Am I being unreasonable in demanding they leave? – FED-UP GRANDMOTHER
DEAR FED-UP: You have been more than generous with your freeloading daughter and her husband. They are taking advantage of your generosity and will continue to do so until you take steps to protect yourself.
I am particularly concerned because you say that the level of hostility in your household is escalating. Please pick up the phone and ask the operator for the number of your nearest area agency on aging. You may need help – and protection – to accomplish the eviction of your daughter and her family, and I urgently advise that you seek it immediately.

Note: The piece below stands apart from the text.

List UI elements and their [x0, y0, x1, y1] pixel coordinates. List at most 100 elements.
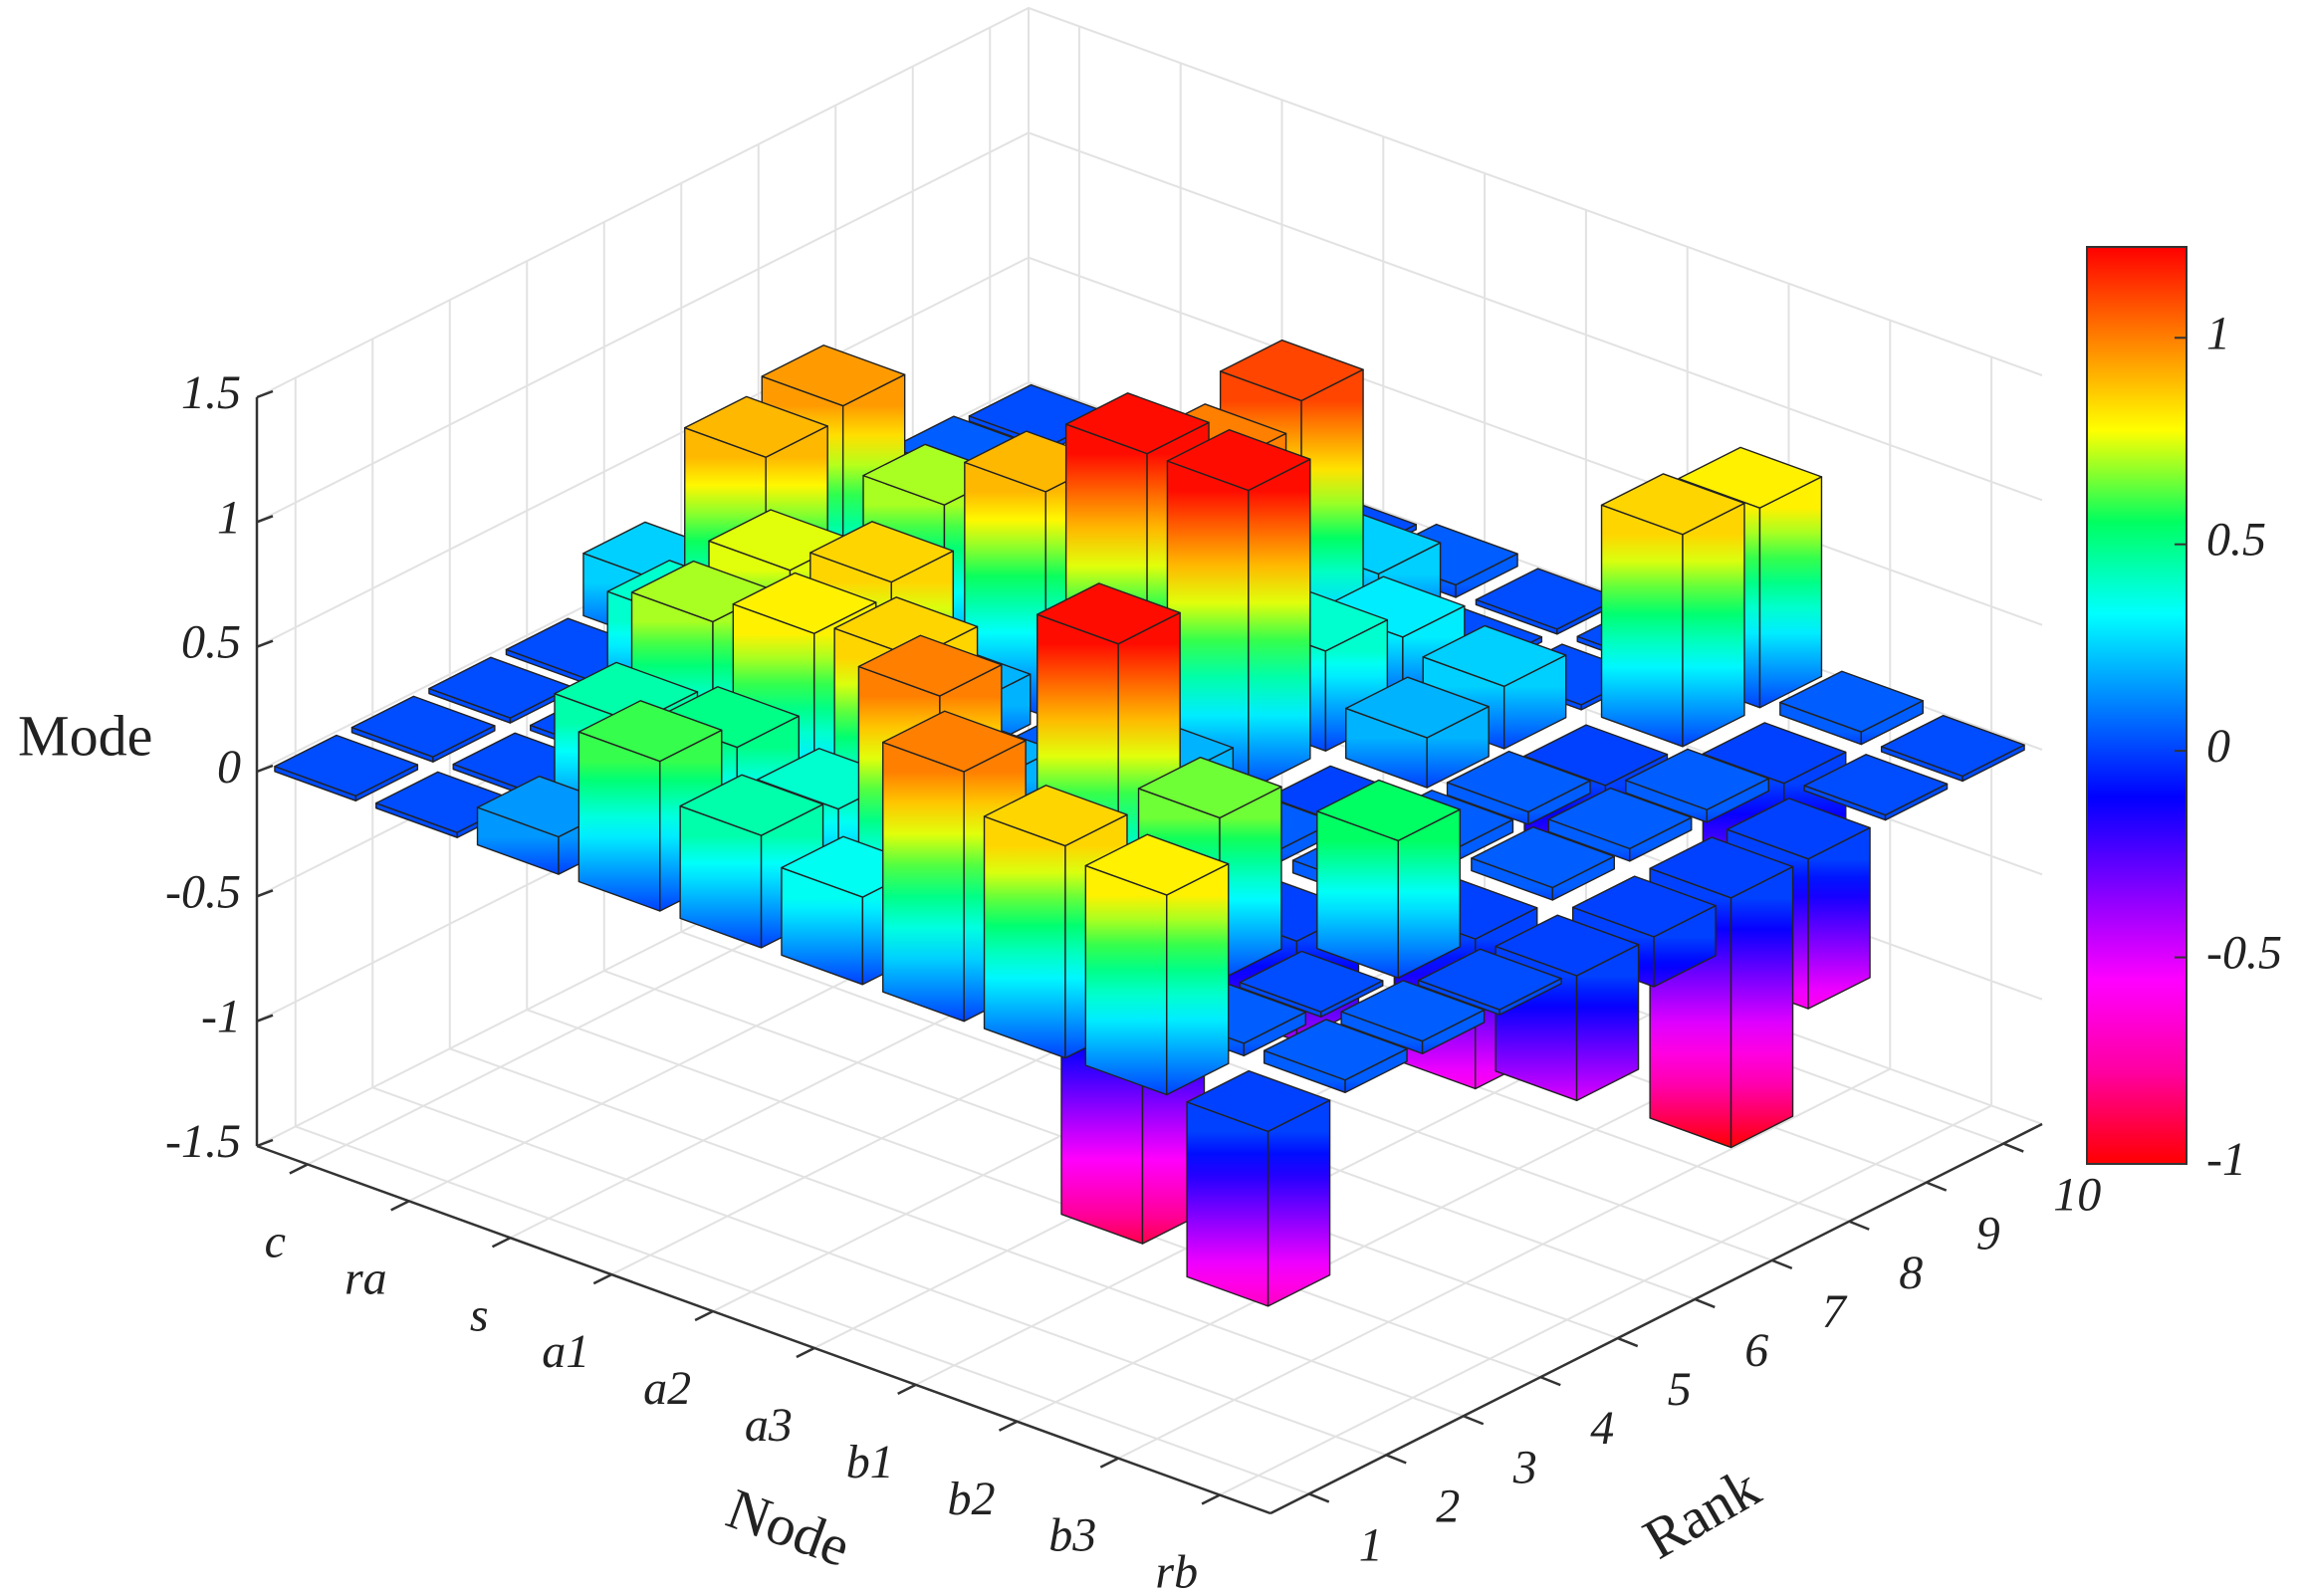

DEAR ABBY: My intelligent, wonderful daughter is determined to develop a sense of humor in her own 8-year-old by responding to her queries with, “Are you crazy?” or, “Have you lost your mind?” I think this is detrimental and damaging to the child. Please advise both of us. – ANXIOUS GRANNY IN RENO
DEAR GRANNY: You’re right to be worried. I question not only your “intelligent, wonderful” daughter’s sense of humor, but also her parenting skills, because what she’s doing is hostile. And one has to wonder why she thinks belittling her child will develop anything but distance between them and insecurity in the girl.
How much better it would be if she simply answered her daughter’s questions, and allowed her to develop her own sense of humor by setting an example that demonstrates what humor is. Neither you nor I should have to point out what she’s doing is not funny.